- Occupation: Writer
- Writing career
- Genre: Fiction
- Notable work: Pigeon (2016)
- Notable awards: Wales Book of the Year, 2017;
- Website: www.alysconran.com

= Alys Conran =

Welsh writer

Alys Conran is a Welsh writer. Her debut novel Pigeon won the Wales Book of the Year in 2017.

== Early life ==
Alys Conran was born in north-west Wales, and is the daughter of the poet and translator Tony Conran. She completed an MA in English literature at the University of Edinburgh in 2004 and an MA in creative writing at the University of Manchester in 2012.

== Career ==
Conran's first novel Pigeon was published by Parthian Books in 2016. A Welsh language adaptation by Siân Northey was published at the same time as the English original, making it the first fiction novel to be simultaneously published in English and Welsh. At the 2017 Wales Book of the Year Awards, the English-language version of Pigeon won the overall prize for Wales Book of the Year, as well as the Wales Arts Review People's Choice Award and the Rhys Davies Trust Fiction Award.

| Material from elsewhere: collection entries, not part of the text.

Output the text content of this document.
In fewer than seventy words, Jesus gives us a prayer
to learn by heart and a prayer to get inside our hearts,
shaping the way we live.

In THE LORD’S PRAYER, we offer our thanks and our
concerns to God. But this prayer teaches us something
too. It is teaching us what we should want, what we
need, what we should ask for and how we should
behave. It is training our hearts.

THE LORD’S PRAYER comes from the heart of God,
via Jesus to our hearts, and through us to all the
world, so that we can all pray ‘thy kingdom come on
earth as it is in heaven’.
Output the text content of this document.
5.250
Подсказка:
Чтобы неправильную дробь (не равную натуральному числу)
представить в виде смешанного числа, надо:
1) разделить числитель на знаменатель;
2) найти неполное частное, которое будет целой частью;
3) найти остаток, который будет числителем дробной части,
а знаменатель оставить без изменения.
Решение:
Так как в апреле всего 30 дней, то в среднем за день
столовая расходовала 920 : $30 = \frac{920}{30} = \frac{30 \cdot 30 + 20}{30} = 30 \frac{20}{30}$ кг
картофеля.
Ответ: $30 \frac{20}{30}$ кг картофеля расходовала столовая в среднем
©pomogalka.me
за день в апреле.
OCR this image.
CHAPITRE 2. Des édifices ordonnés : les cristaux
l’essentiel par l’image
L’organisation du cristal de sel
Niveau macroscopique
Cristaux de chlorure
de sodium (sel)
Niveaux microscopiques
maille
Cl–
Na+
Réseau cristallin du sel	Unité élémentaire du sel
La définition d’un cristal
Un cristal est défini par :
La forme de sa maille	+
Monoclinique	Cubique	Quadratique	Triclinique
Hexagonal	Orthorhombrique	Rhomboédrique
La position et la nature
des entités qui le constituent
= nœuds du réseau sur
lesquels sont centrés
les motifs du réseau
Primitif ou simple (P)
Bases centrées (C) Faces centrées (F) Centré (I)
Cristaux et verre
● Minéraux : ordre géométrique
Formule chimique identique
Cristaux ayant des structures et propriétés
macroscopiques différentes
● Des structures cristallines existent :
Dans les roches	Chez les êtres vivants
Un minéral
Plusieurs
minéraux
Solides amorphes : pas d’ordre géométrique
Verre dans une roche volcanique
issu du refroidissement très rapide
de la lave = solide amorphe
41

It was also shortlisted for the Dylan Thomas Prize and longlisted for the Author's Choice First Novel Award.

In 2018, Conran's second novel Dignity was picked up by Weidenfeld & Nicolson, and published in April 2019. Dignity was shortlisted for the Wales Book of the Year award in 2020.

As of 2026, she is a senior lecturer in creative writing at Bangor University.

== Bibliography ==

=== Novels ===

- Pigeon (2016)
- Dignity (2019)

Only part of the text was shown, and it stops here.